Bila sudah kadung cinta, suporter rela mengorbankan apapun demi klub pujaannya. Nonno Ciccio telah menunjukkannya bahwa kecintaannya kepada Foggia tidak luntur meskipun dirinya sudah berusia 90 tahun.
Meski usianya telah senja, Ciccio masih mengikuti Foggia, di mana pun klub asal Italia tersebut bermain. Kecintaan sang kakek pada Foggia bermula saat dia menyaksikan pertandingan perdana pada 1947.
Saat itu, Ciccio dipengaruhi rekannya untuk mencuri sepeda pamannya dan menggowes sepeda tersebut sepanjang 54 kilometer menuju kota untuk menyaksikan Foggia bertanding. Sejak saat itu, dia terpaku dengan Foggia.
Ciccio merupakan ultra atau suporter garis keras yang membenci kekerasan. Hal tersebut tidak terlepas dari pengalaman dia pada masa perang. Selama perang dunia kedua, Ciccio bergabung dengan organisasi militer atau Italian Blackshirts dan dia dikirim untuk bertempur di Afrika Utara.
Setelah sebulan melakoni pertempuran berat, dia ditangkap oleh militer Inggris. Dia kemudian dikirim ke Skotlandia sebagai tawanan perang. "Mereka memperlakukan saya di sana lebih baik daripada pemerintah Italia yang tak memberikan uang pensiun sampai hari ini," katanya.
Pertandingan pertama yang disaksikannya setelah konflik adalah partai melawan Pescara. Namun, perang mengajarkannya sesuatu. "Perang mengajarkan saya untuk memiliki dan menghormati kehiduapan," tuturnya.
Petualangan bersama Foggia telah membawa dia ke mana pun dan dia anggap sebagai ultra atau seorang suporter garis keras. "Saya bersedia melakukan apapun untuk tim saya. Apapun yang dibutuhkan, saya tidak pernah menyerah dan selalu menemukan cara untuk menghibur tim," jelasnya.
Dia telah berkunjung ke hampir semua stadion besar di Italia, tempat bersejarah, dan perkotaan. "Sepak bola adalah cara saya melihat negara saya. Jika bukan karena semangat ini, saya tidak akan pernah memiliki pengalaman mengunjungi sejumlah tempat yang luar biasa," ujarnya.
Berhati mulia
Sebagai suporter garis keras, Ciccio selalu menyebarkan perdamaian. Pesan perdamaian berada dalam spanduk yang selalu dibawanya. Spanduk tersebut bertuliskan,"Peace between ultras."

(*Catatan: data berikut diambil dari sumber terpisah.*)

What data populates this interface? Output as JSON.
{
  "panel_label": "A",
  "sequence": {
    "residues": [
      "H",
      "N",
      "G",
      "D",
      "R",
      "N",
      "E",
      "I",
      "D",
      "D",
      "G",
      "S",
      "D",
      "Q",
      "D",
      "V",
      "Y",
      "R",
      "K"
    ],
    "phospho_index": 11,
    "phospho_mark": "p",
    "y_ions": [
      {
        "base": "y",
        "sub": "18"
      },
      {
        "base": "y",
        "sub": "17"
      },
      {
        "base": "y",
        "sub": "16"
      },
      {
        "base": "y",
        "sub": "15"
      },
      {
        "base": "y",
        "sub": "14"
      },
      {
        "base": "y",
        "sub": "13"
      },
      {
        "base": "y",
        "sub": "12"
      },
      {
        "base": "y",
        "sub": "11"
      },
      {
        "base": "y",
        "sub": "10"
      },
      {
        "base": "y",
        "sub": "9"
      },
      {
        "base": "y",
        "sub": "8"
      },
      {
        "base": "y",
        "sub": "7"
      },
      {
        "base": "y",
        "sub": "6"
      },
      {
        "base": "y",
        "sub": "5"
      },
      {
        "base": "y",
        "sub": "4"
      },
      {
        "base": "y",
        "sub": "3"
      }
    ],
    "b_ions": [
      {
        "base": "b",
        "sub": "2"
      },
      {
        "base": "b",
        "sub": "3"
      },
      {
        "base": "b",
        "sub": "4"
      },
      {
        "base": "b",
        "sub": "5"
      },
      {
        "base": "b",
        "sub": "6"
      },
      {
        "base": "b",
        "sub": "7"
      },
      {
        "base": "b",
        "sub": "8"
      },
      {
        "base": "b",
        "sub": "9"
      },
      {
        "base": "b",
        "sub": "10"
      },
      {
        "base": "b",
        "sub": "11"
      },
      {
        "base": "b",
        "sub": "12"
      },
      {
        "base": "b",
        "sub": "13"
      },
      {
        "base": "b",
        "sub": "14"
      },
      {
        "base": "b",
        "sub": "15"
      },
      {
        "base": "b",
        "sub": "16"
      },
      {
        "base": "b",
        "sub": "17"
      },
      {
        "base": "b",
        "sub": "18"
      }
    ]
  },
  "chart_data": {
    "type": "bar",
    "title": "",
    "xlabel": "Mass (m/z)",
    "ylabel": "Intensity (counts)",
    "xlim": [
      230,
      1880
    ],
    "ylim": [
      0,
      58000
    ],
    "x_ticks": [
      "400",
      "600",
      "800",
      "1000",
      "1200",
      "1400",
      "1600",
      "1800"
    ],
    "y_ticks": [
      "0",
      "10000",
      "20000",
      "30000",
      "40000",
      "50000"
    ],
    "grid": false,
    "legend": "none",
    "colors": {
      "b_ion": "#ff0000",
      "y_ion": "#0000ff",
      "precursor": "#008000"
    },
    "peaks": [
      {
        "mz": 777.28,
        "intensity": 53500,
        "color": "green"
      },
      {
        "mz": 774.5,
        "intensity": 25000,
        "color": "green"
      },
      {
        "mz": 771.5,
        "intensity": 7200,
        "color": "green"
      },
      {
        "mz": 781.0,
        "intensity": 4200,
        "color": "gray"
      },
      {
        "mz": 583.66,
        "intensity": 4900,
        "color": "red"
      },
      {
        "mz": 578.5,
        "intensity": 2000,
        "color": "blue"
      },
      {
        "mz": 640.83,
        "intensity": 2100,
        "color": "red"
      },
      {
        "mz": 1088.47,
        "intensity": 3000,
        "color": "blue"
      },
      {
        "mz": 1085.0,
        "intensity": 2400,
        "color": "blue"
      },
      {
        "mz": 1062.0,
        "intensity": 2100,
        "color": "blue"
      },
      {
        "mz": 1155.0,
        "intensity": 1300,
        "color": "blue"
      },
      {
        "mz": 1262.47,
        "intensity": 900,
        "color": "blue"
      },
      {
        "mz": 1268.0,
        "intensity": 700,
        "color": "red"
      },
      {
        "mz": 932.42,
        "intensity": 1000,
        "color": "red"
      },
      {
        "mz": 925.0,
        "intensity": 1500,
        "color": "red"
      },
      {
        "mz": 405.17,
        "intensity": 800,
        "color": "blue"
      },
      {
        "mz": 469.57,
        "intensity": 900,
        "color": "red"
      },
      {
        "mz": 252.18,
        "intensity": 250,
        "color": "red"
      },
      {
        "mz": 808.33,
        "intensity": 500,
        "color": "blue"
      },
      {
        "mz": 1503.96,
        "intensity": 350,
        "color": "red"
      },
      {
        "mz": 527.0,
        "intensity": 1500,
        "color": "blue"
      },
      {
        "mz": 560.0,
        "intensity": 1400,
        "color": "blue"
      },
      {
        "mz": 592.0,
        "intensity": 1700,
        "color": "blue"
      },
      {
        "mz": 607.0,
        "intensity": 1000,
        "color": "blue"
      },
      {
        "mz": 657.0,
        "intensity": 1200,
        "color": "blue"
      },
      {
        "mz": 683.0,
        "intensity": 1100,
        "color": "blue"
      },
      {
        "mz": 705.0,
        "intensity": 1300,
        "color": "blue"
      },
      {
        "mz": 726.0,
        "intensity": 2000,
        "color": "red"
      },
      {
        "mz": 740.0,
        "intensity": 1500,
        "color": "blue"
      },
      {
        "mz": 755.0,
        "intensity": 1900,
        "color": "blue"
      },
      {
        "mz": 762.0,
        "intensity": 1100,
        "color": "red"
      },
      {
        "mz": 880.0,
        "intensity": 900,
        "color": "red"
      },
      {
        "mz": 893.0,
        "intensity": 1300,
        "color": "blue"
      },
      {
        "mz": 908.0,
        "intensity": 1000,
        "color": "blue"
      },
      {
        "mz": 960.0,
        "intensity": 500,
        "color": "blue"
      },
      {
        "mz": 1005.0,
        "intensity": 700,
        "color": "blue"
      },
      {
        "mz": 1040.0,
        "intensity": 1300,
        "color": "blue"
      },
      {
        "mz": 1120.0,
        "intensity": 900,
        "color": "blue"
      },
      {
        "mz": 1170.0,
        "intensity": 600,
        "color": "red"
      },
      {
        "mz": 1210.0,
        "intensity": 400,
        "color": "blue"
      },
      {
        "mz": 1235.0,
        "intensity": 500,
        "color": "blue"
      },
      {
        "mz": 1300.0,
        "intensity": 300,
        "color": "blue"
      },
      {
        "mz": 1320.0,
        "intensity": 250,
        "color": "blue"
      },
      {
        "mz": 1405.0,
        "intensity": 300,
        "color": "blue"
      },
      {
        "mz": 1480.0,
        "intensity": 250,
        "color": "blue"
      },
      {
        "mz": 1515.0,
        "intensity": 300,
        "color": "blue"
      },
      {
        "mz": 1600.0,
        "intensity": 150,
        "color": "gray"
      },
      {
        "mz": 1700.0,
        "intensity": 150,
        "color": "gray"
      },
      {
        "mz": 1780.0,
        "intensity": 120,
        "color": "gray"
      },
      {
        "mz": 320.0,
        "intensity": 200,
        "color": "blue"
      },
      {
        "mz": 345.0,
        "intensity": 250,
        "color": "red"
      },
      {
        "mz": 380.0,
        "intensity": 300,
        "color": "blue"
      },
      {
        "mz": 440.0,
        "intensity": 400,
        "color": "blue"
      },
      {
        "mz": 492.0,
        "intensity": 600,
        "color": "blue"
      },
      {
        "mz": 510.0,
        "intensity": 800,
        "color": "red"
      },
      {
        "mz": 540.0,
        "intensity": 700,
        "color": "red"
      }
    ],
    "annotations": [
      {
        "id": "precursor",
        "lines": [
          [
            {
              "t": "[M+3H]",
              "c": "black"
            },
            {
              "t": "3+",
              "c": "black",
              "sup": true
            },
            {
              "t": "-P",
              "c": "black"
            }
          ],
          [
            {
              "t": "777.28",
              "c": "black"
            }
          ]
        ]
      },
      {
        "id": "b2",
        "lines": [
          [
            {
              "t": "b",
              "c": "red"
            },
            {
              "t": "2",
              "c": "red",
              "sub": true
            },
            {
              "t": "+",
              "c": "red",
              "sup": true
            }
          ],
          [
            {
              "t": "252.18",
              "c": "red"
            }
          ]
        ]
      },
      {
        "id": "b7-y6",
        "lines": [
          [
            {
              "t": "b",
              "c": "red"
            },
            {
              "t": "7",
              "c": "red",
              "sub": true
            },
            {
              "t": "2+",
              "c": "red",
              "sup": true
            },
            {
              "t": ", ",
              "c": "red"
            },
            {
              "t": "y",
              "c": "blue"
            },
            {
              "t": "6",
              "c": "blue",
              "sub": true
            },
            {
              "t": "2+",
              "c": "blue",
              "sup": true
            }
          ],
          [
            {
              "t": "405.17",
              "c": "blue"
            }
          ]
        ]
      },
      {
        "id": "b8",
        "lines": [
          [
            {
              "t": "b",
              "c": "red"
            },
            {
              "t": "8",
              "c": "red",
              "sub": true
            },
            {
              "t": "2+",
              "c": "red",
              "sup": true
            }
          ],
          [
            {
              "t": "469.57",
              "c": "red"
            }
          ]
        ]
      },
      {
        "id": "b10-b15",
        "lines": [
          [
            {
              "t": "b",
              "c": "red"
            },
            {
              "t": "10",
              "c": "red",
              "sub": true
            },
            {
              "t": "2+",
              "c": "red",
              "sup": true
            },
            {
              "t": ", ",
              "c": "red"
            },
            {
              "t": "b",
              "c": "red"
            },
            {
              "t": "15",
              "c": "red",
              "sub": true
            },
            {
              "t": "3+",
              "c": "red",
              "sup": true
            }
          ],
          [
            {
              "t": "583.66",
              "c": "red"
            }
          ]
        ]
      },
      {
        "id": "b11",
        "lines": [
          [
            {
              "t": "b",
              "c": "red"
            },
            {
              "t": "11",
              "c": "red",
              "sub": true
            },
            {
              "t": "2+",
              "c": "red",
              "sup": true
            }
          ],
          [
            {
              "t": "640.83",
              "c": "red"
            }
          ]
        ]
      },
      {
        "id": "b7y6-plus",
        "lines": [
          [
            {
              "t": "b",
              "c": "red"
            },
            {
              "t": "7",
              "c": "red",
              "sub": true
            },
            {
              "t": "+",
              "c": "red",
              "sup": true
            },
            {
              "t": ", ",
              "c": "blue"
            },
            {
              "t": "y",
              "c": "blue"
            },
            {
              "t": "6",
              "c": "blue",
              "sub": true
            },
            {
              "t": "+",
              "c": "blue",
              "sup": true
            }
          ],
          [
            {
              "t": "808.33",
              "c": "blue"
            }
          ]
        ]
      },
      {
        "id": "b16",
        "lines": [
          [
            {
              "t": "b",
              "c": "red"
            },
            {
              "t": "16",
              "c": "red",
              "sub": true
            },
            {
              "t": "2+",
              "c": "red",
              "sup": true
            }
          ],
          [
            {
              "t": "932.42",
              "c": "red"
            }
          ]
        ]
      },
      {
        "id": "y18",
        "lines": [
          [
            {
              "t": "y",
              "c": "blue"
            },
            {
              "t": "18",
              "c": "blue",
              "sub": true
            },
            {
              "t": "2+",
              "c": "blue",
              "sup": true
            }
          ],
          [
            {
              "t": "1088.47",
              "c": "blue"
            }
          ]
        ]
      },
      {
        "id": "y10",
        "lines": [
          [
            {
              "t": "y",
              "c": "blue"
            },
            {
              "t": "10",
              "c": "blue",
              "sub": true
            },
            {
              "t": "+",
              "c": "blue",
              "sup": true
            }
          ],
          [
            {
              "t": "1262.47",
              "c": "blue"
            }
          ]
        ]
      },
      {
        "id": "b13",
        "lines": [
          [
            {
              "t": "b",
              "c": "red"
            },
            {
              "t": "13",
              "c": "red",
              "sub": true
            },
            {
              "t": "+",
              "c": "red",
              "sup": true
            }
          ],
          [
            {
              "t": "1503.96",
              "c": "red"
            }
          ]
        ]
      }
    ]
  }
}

Ciccio memiliki anggapan bahwa mencintai klub adalah tentang menghormati lawan. "Saya tidak merayakan kemenangan saat saya bertandang ke markas lawan. Saya mengagumi suporter lain dan mendukung Foggia dengan mengibarkan benderaku dan saya membiarkan anak-anak tahu bahwa saay ada untuk mereka. Itu adalah filosofi saya," jelasnya.
Di sebuah negara di mana kekerasan sering dianggap sebagai sebuah kultur suporter, Ciccio menjadi sebuah mercusuar harapan. Perspektif dan wawasannya diambil sebgaian besar dari pengalaman pada masa perang.
"Perang adalah mengerikan! Dengan sepak bola, Anda bisa belajar untuk menghormati lawan Anda di stadion. Anda bisa belajar melakukan hal sama dalam kehidupan," ujarnya.
Semoga panjang umur Nonno Ciccio! Dia mengingatkan kita semua bahwa mendukunga klub bukanlah kejahatan tetapi kesempatan untuk mempelajari pelajaran penting dari kehidupan.